Mimo zapaści na światowych rynkach chińska gospodarka ma się nad wyraz dobrze. Chińskie banki są dziś najsilniejszymi bankami na świecie, w związku z tym Chińczycy nie muszą martwić się, że dotrze do nich światowy kryzys gospodarczy. Chiński eksport biżuterii osiągnął pod koniec września rekordowy wynik. Handel detaliczny Chin podwyższył się o 23,2 proc. Jest to najwyższy przyrost w ciągu ostatnich 9 lat. Sprzedaż biżuterii dała Chinom drugą pozycję na świecie w tej kategorii. Taki fakt zdumiewa, ponieważ zaledwie co dziesiąty Chińczyk może pozwolić sobie na zakup złotej biżuterii na własny użytek. Wynika z tego, że lwia część biżuterii przeznaczona jest na eksport i w większości trafia do Europy. Sprzedaż chińskich produktów za granicą w pierwszych ośmiu miesiącach tego roku była o 22,4 proc. wyższa niż rok temu.

Made in China

Biżuteria sprowadzana z Chin jest dużo tańsza od rodzimej, co powoduje, że cieszy się znacznie większym powodzeniem wśród nabywców. Znacznie niższe ceny zachęcają do zakupu. Znalazła ona w Europie wielu klientów, którzy zamiast wydawać spore pieniądze na krajowe półfabrykaty, wybierają ich chińskie odpowiedniki. Na targach jubilerskich stoisko z chińską biżuterią zawsze oblegane jest przez wielu odwiedzających, podczas gdy polscy producenci czekają na klienta.

Obecność chińskiego przedstawiciela na międzynarodowych targach zawsze budzi strach wśród innych wystawców. Od momentu pojawienia się na rynku chińskich półfabrykatów polscy producenci odnotowują straty w eksporcie. Tworzone przez nich materiały do wyrobu biżuterii nie są już tak atrakcyjne cenowo. Wytwórcy tracą odbiorców swoich towarów i muszą znacznie obniżać produkcję, w związku z czym stopniowo zaczynają funkcjonować na granicy opłacalności.


Chiński bursztyn

Najdotkliwiej straty odczuli producenci bursztynu, który był i jest najlepszym polskim dobrem eksportowym. Niestety, w tej dziedzinie Chińczycy zaczęli doganiać Polaków, wprowadzając na światowy rynek swój bursztyn, który od razu zyskał uznanie zamawiających.
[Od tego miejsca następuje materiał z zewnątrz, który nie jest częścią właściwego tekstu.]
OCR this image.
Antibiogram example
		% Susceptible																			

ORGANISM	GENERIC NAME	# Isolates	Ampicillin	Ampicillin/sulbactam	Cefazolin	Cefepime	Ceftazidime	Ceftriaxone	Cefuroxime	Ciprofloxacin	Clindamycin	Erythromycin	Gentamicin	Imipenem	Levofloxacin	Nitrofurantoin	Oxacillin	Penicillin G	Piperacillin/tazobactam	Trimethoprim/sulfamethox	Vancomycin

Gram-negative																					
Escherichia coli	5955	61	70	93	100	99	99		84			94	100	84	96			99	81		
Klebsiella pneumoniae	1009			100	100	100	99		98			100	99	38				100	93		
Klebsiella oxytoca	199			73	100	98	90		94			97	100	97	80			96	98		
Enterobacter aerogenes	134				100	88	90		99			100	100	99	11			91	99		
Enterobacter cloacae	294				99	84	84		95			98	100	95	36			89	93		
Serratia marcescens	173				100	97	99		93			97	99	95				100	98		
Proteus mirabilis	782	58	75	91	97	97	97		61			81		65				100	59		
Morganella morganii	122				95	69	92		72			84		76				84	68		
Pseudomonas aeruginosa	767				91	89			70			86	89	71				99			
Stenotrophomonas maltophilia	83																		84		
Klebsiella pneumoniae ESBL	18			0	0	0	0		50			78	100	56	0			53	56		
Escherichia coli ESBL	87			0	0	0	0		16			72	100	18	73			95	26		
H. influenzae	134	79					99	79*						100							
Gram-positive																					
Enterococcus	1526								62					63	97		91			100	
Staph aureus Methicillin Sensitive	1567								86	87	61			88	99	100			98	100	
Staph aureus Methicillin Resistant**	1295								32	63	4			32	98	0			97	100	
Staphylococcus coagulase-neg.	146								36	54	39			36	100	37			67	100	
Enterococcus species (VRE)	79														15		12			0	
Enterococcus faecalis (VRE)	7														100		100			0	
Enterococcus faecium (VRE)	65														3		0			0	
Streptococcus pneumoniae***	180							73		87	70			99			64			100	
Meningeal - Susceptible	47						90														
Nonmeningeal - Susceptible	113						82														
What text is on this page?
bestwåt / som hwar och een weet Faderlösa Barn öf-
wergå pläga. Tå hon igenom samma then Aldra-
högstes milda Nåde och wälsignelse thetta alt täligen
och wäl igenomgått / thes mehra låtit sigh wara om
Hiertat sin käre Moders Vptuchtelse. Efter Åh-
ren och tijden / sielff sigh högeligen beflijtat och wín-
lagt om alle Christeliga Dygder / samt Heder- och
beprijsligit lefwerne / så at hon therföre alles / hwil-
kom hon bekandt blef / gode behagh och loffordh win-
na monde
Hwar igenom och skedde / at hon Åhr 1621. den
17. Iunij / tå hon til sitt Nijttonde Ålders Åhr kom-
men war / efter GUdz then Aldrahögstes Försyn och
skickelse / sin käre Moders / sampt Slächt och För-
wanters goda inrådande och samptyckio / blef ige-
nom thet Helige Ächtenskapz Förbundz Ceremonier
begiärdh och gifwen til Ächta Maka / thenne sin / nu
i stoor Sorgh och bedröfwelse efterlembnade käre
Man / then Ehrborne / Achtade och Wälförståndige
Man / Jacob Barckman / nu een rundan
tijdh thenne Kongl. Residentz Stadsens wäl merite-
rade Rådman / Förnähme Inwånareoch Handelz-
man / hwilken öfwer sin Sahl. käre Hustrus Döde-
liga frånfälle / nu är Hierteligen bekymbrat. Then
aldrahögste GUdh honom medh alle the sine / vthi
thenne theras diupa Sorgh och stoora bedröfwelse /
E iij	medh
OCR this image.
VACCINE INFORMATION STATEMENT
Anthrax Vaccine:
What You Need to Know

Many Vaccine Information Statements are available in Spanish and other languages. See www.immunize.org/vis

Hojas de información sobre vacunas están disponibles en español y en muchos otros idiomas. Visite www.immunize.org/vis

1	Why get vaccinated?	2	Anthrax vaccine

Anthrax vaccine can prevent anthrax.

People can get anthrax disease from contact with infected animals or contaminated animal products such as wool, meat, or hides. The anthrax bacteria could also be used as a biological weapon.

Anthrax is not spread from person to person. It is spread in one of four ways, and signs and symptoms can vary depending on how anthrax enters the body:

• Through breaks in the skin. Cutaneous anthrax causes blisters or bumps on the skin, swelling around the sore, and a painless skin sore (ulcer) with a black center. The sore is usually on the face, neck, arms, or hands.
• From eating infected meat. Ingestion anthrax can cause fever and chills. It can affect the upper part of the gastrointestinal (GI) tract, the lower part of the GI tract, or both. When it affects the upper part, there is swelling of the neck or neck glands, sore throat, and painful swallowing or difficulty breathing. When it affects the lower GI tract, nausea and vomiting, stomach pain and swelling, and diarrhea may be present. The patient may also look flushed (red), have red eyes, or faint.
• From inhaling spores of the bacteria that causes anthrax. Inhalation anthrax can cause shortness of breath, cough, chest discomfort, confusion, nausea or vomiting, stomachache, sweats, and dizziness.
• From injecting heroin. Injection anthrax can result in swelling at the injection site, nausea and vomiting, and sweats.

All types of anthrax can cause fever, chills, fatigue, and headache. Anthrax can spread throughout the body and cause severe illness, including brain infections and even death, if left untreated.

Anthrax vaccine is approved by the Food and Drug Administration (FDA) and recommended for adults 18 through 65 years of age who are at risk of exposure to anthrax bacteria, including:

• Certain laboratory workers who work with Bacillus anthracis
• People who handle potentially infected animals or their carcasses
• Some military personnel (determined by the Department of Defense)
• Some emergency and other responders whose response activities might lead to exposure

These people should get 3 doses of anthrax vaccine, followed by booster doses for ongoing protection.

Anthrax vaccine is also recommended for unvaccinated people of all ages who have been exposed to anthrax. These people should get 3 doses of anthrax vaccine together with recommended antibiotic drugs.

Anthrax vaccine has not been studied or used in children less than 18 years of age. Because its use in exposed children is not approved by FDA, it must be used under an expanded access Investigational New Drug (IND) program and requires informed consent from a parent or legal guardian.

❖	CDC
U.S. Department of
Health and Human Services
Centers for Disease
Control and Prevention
Taką popularność osiągnął dzięki swojej cenie, która jest znacznie niższa od ceny polskiego jantaru. Bursztyn wydobywany w Chinach różni się od polskiego, jednak nie jest to wielką przeszkodą dla zamawiających. Bardzo dużym zainteresowaniem wśród kupujących cieszą się owady zatopione w bursztynie. Niestety, bardzo rzadko mamy do czynienia z prawdziwym bursztynem. Zwykle to jego plastikowa namiastka.

Umykające srebro

Podobne kłopoty na międzynarodowym rynku jubilerskim ma polskie srebro. W tej dziedzinie także prym zaczęli wieść Chińczycy, którzy oferując znacznie niższe od polskich ceny, zdobywają zamówienia u coraz większej liczby nabywców. Polska jako potentat w produkcji srebra nie ma jeszcze kłopotów ze sprzedażą swojego kruszcu, ale jeśli sytuacja nie ulegnie zmianie, problemy się pojawią.

Chińczycy podczas rozgrzewki

Pewne trudności dostrzegane na rynkach jubilerskich zwiastują prawdziwe kłopoty. Chiński przemysł jubilerski dopiero startuje. Technologia produkcji i projektowania jest jeszcze we wstępnej fazie rozwoju. Nieobecność fachowców i profesjonalnych twórców sprawia, że prawdziwy boom na biżuterię z Chin jeszcze przed nami.